Are you four? Share two starters, the deep-rubbed ribs and the white fish.

          It will take a while for the service to shape up. I’m not sure why the busboy carried away the fabulous homemade Parker House roll I was still eating. Though just as well, I would have finished it. I was trying to prove I could make it last.  The kitchen seems unusually slow.


How rich can a chowder be? This one comes with house-made oyster crackers afloat.
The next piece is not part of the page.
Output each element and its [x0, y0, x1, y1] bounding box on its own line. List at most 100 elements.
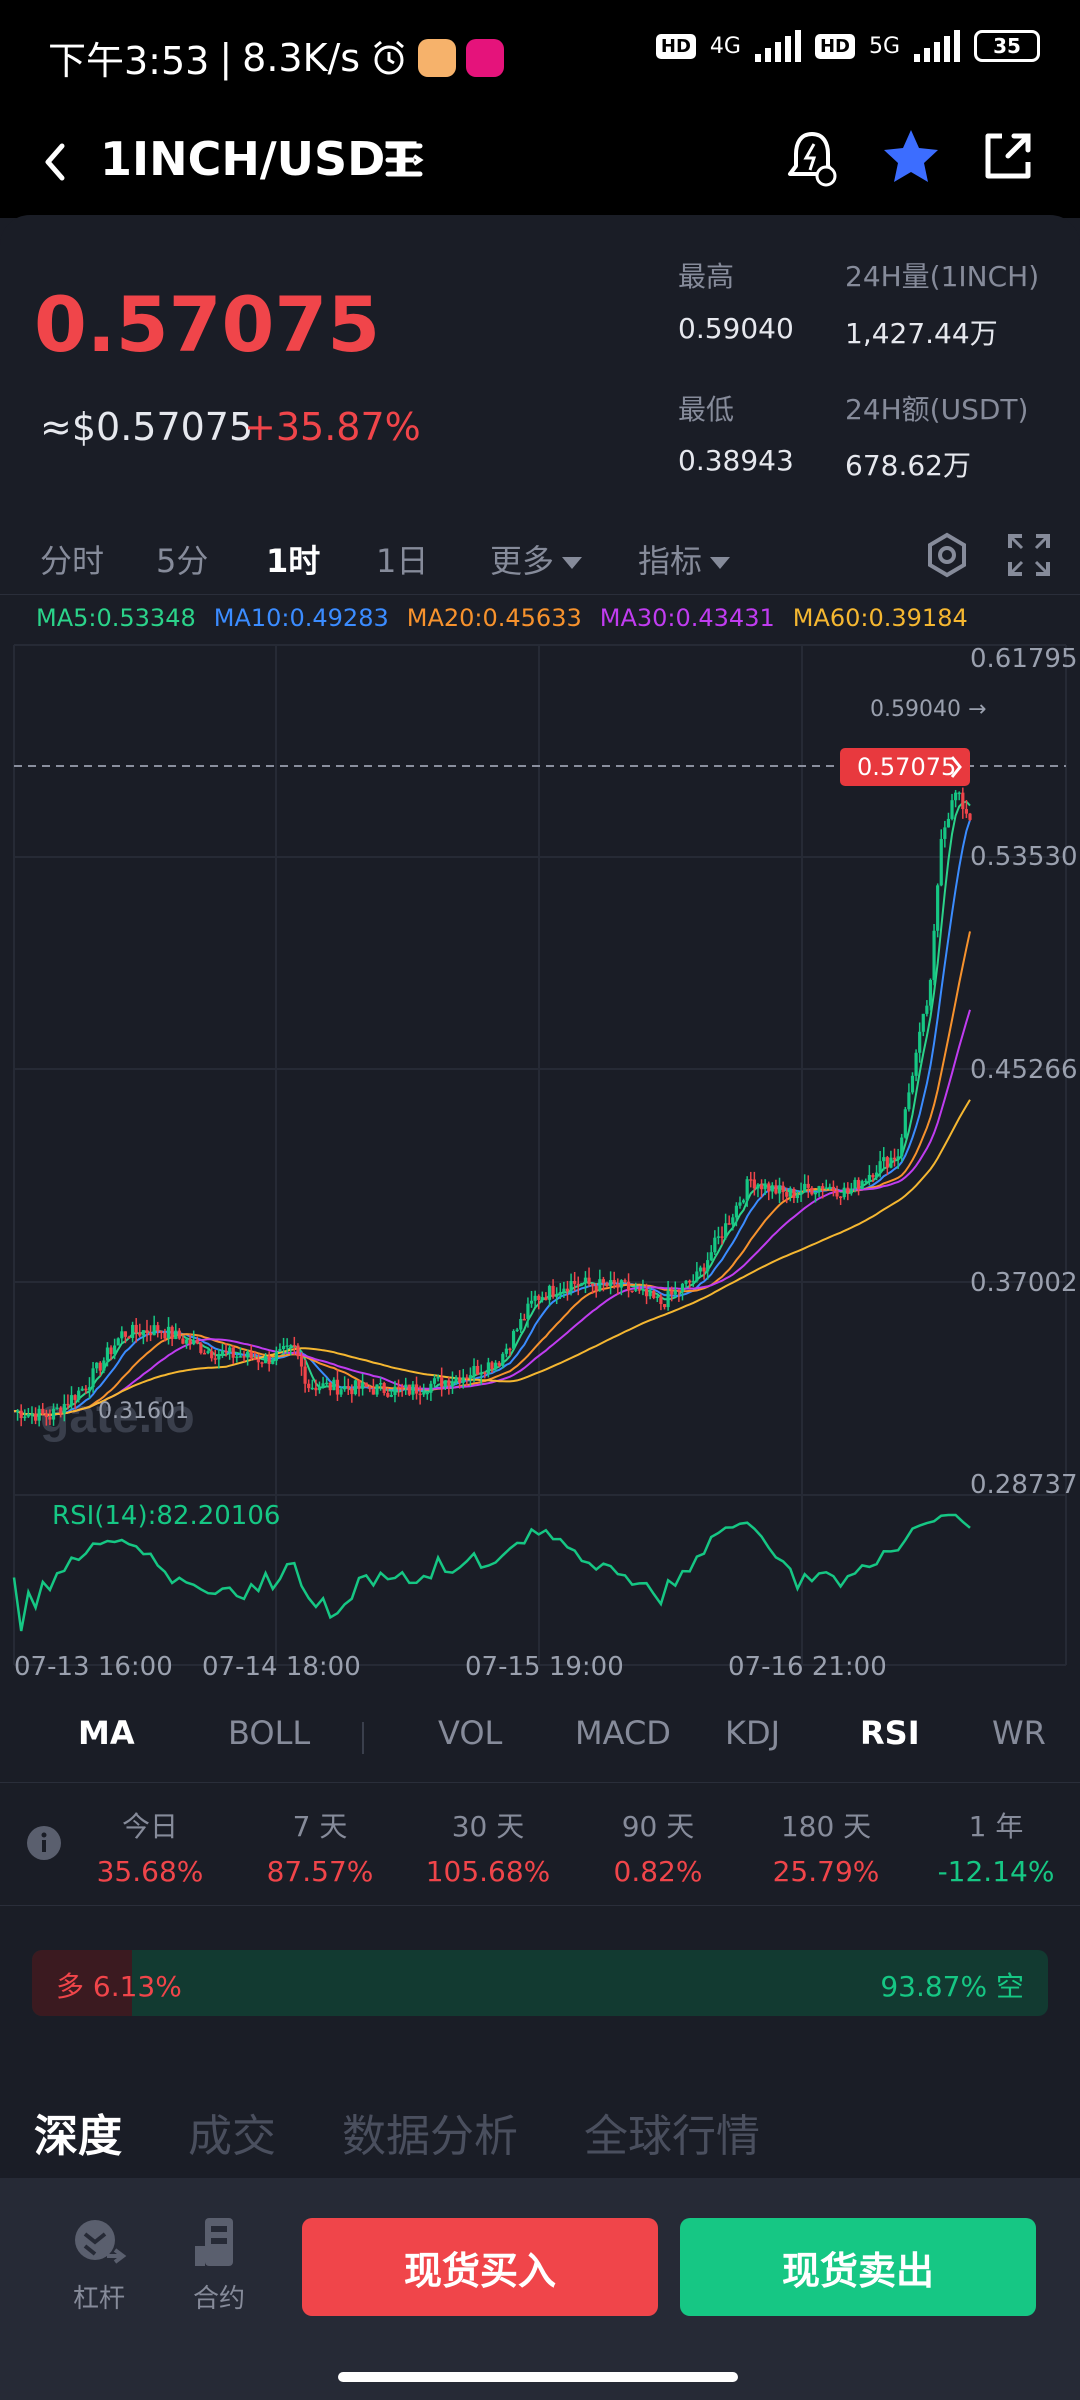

          I’m forgiving all that for the miraculous roasted chicken soup –- vibrant with the complex pow of the bird and root veggies that simmered in it, elegant with hand cut pasta. On my second visit, I’m taken with the rich and creamy New England clam chowder – razor and manila clams combined – with oyster mushrooms and islands of house-made oyster crackers afloat.


Daub whitefish mousse and some caviar on grilled caraway bread.

          That, plus a $15 appetizer portion of 24-hour brined and dry-rubbed spare ribs with apple butter barbecue sauce and some pickles is a discount dinner.  We’re sharing as we always do, so I’ve tasted my friend’s smoked white fish mousse daubed on grilled caraway bread. One daub and then another.


The quest for first-rate fried chicken -- could stop right here with a cheer for the biscuit.


          Parlor Steakhouse Chef Lucas Billheimer, doing double-duty running the kitchen here, never goes for simple when complex is possible. Taste the end result and you’ll see that’s not meant as criticism. The chicken prep is a two-day affair. The rotisserie already runs all night.  His lemon-touched gnocchi are piled with roasted mushrooms and swirled with the green of pesto. Delicious excess, and better than the Swiss chard and sheep’s milk ricotta ravioli with sunchoke purée. The doughy rounds seem heavy to me.


Chef Billheimer loves roasting vegetables – this is tonight crop in a $5 side.


          Roasted winter vegetables seem lost under frisée and herbs in the appetizer salad, only to  emerge in stunning abundance on a $5 side. Hash browns come in two fat cakes for $6. Baby sweet potatoes, poached in water steeped with apple pie spices -- clove, cinnamon and nutmeg – then cooled, dried, smashed, and fried to a crunch in caramelized molasses with a splash of lime and a jalapeño hit -- make the best dish of the night.


The sweet potato crisps -- a remarkable invention – are a must for me.


          I won’t threaten to throw myself under a train like Anna Karenina if it’s not on the menu next time I come by, but I will definitely feel deprived.


Hash potatoes are also meant for the table to share.


          I haven’t yet tasted the veal meatloaf , the lobster boil, or the Parlor strip. But I could settle here and end my quest for really good fried chicken. I like that it comes with cole- slaw and a house-baked biscuit. Strangely-boring char with fingerling potato confit had been replaced by perfectly-cooked salmon a few days later.


With such dazzlingly coated popsicles, you scarcely need a brownie, but there it is.

          

          Huckleberry cheesecake cobbler with crème fraîche ice cream is worth the calories (yes, sometimes I think that way after consuming 3000 calories or so). The huckleberry is better than the very ordinary apple pie for two. But a trio of chocolate-coated creamsicle pops served alongside a fudgy,  deep-midnight triangle of frosted brownie, are the not-to-miss dessert.

 


The bill comes in a folder evoking that familiar keyboard now a collector’s item.

           Be careful as you exit. There’s a step and no warning. Easy to miss. You could leave with your ego intact only to smash a knee.

1703 Second Avenue between  88th and 89th Streets. 212 335 0075. Dinner Sunday through Thursday 5:30 to 11 pm., Friday and Saturday till midnight.